# Purple Cover: M-Edge, Oberon, JavoEdge...*Bought One*



## Jessi (Jun 19, 2009)

I bought my mom a K2 for Christmas, and gave her one of my gently loved covers as a 'for now' deal. Well, it's been almost a month since Christmas and she hasn't gotten a new cover for it yet. Her favorite color is purple, so that's what I'm looking for as far as cover color goes. I was going to order a purple from m-edge, but it says that shipping will take 1 to 3 weeks, so they are not readily in stock. So, if you guys have any purple covers laying around, I'll be happy to take one off your hands! PM first if you can, I don't check this sub-category very often.
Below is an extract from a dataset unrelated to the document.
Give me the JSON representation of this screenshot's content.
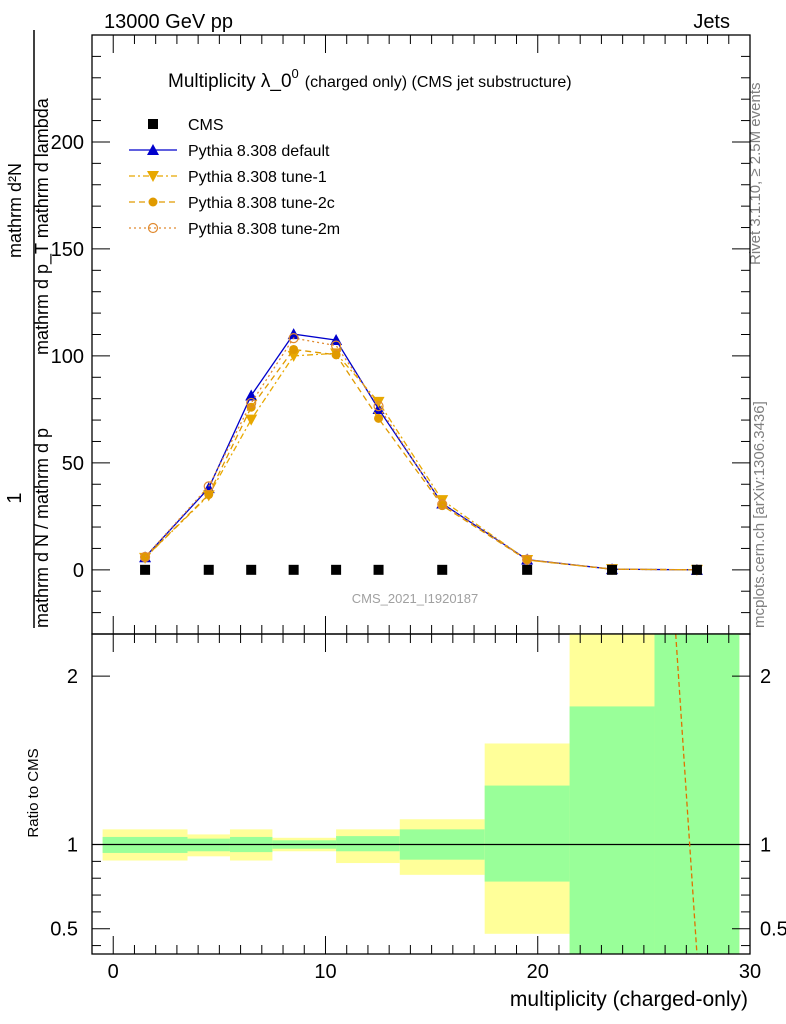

It's likely I will forget I posted this.


----------



## kwajkat (Nov 6, 2008)

There is a M-edge purple cover listed on ebay.


----------



## Jessi (Jun 19, 2009)

I checked eBay, didn't see it... ?


----------



## corkyb (Apr 25, 2009)

I have a purple Oberon ROH I might be willing to sell.  It's my favorite, but may be time for a change and I have a few other covers.  Should get rid of a few.
Make me an offer.  It's in perfect condition.
Paula ny


----------



## bkw (Jan 10, 2010)

I also wanted a purple m-edge, and was also put off by the one to three weeks. Still, I went ahead and ordered it, and lo, two _days_ later I got an email that it had shipped. (Hint: I did send MEdge an email asking, since it was in stock on their website, if they couldn't move it along... )


----------



## tashab (Apr 18, 2009)

Did you find a cover after all? I sent a message but didn't hear back.


----------